Use a bootstrapped controller

To bootstrap and use a controller you need two plans:

  1. A bootstrap plan that creates the controller and writes connection info to a JSON file.

  2. A second plan that reads that JSON file to configure the provider and deploy a test model.

Start with the bootstrap guidance in Bootstrap a controller from Manage controllers.

Plan 1: Bootstrap and write connection info

In the bootstrap plan, add a local_file resource to write a JSON file with the controller connection details.

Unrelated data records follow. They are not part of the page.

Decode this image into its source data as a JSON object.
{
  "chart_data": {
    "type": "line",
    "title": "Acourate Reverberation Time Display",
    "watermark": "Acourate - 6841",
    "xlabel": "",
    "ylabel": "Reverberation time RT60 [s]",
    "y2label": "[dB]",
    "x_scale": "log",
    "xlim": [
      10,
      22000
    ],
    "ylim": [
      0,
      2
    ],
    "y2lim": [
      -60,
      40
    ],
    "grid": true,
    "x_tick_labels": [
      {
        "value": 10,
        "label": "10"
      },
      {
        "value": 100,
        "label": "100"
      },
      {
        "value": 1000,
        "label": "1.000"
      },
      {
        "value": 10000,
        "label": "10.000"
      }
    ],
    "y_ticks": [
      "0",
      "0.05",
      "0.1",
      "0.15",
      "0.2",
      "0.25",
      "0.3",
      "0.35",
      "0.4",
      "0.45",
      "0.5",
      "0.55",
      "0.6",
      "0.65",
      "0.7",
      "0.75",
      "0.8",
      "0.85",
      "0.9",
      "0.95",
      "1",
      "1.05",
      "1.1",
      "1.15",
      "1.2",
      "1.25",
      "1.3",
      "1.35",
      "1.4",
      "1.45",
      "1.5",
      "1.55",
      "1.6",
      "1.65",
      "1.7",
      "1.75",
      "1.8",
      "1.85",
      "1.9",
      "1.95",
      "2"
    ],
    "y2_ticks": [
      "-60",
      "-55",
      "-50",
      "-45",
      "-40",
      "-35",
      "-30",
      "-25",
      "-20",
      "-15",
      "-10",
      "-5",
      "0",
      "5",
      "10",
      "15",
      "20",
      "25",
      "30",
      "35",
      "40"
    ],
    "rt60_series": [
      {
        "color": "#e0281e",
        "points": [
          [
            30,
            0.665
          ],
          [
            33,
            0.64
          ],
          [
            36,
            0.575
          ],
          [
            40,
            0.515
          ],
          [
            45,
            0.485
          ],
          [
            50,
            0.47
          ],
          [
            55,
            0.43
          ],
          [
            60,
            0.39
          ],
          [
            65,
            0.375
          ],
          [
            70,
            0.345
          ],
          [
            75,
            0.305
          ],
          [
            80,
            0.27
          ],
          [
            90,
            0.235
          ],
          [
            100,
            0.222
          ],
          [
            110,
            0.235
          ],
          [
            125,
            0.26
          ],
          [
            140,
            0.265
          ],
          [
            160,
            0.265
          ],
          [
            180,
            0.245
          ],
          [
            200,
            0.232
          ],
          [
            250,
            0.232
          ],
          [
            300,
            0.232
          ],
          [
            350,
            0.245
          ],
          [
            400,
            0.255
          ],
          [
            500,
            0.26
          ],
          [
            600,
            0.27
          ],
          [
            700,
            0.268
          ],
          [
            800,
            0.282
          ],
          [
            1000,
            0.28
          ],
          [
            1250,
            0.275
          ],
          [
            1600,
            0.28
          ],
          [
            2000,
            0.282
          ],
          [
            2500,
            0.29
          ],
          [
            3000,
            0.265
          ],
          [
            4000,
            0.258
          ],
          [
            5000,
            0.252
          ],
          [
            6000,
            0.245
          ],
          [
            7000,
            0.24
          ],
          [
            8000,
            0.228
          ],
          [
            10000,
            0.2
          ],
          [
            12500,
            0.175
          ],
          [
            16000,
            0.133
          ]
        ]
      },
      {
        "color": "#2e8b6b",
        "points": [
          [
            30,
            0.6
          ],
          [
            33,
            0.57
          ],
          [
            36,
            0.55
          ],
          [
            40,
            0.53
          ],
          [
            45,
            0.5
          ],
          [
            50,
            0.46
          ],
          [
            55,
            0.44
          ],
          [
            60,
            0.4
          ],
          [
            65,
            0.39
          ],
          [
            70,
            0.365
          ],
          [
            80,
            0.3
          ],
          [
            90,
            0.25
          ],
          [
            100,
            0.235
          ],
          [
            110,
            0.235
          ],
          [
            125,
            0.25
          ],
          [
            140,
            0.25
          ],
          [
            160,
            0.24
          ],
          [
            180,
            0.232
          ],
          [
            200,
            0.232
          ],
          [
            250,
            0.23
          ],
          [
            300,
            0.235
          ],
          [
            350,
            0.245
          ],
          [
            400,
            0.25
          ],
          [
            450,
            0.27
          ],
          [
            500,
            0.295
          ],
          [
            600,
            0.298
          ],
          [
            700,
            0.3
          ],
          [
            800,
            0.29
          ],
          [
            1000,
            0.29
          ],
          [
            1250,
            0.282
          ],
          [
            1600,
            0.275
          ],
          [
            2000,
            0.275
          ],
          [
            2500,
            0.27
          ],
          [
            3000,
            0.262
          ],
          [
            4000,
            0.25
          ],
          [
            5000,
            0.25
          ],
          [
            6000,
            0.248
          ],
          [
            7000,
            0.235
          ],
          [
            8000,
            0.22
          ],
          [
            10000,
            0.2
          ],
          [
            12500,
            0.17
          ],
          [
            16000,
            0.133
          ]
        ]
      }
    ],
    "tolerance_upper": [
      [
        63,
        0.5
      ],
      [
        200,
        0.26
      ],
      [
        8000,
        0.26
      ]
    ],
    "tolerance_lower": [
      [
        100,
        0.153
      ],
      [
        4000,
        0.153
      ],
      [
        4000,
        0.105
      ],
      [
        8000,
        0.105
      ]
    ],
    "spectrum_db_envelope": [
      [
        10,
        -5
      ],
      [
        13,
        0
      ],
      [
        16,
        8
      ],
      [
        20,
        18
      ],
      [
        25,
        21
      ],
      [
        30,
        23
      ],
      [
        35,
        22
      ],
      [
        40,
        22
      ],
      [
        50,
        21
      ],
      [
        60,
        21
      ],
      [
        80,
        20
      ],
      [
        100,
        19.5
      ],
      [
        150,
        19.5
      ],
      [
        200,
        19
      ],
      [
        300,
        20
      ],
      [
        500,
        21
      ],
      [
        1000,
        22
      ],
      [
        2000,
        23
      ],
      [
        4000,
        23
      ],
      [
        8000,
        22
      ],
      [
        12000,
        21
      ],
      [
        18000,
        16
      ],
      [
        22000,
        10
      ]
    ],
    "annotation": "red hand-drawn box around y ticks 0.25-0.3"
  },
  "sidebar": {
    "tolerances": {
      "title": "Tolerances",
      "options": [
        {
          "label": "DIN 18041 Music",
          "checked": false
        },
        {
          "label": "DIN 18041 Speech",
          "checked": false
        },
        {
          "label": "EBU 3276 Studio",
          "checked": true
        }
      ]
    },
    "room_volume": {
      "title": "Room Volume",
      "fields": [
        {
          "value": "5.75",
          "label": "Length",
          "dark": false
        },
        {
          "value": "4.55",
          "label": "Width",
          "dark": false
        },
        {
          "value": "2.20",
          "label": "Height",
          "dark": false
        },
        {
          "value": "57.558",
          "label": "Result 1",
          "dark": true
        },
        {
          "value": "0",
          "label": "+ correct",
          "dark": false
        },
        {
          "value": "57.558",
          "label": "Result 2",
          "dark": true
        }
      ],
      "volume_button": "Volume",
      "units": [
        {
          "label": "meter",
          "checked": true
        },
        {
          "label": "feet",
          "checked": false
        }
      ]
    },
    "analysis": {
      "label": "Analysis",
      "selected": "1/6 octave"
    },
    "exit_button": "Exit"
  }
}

This uses the outputs from juju_controller.

terraform {
  required_providers {
    juju = {
      source = "juju/juju"
    }
    local = {
      source = "hashicorp/local"
    }
  }
}

provider "juju" {
  controller_mode = true
}

locals {
  lxd_creds = yamldecode(file("~/lxd-credentials.yaml"))
}

resource "juju_controller" "controller" {
  name        = "controller"
  juju_binary = "/snap/juju/current/bin/juju"

  cloud = {
    name       = "localhost"
    auth_types = ["certificate"]
    type       = "lxd"
    endpoint   = local.lxd_creds.endpoint

    region = {
      name = "localhost"
    }
  }

  cloud_credential = {
    name      = "localhost"
    auth_type = "certificate"

    attributes = {
      server-cert = local.lxd_creds.server-cert
    }
  }

  lifecycle {
    ignore_changes = [
      cloud_credential.attributes["client-cert"],
      cloud_credential.attributes["client-key"],
    ]
  }
}

resource "local_file" "conn_info_json" {
  filename = "${path.module}/conn_info.json"
  content = jsonencode({
    username  = juju_controller.controller.username
    password  = juju_controller.controller.password
    addresses = juju_controller.controller.api_addresses
    ca_cert   = juju_controller.controller.ca_cert
  })
}

Plan 2: Read JSON and deploy a test model

In the second plan, read the JSON file to configure the provider, then add a model resource (for example, test-model).

terraform {
  required_providers {
    juju = {
      source = "juju/juju"
    }
  }
}

locals {
  conn_info = jsondecode(file("${path.module}/../bootstrap/conn_info.json"))
}

provider "juju" {
  controller_addresses = join(",", local.conn_info.addresses)
  username             = local.conn_info.username
  password             = local.conn_info.password
  ca_certificate       = local.conn_info.ca_cert
}

resource "juju_model" "test" {
  name = "test-model"
}

Note

Keep conn_info.json private because it contains credentials.

Why this must be two plans

Terraform does not support configuring a provider block from resource outputs in the same plan. While it may appear to work in some cases, it is not a supported Terraform feature and may break at any time. For that reason, keep bootstrapping (controller creation) and controller use (provider configuration for resources) in separate plans.

Controller replacement and state cleanup

If the controller created by the bootstrap plan is destroyed or replaced, the second plan’s state will still reference resources tied to the old controller. In that case, you must manually remove the second plan’s state (or the affected resources) before reapplying. As a rule of thumb, destroy the second plan first, then destroy or replace the controller in the bootstrap plan.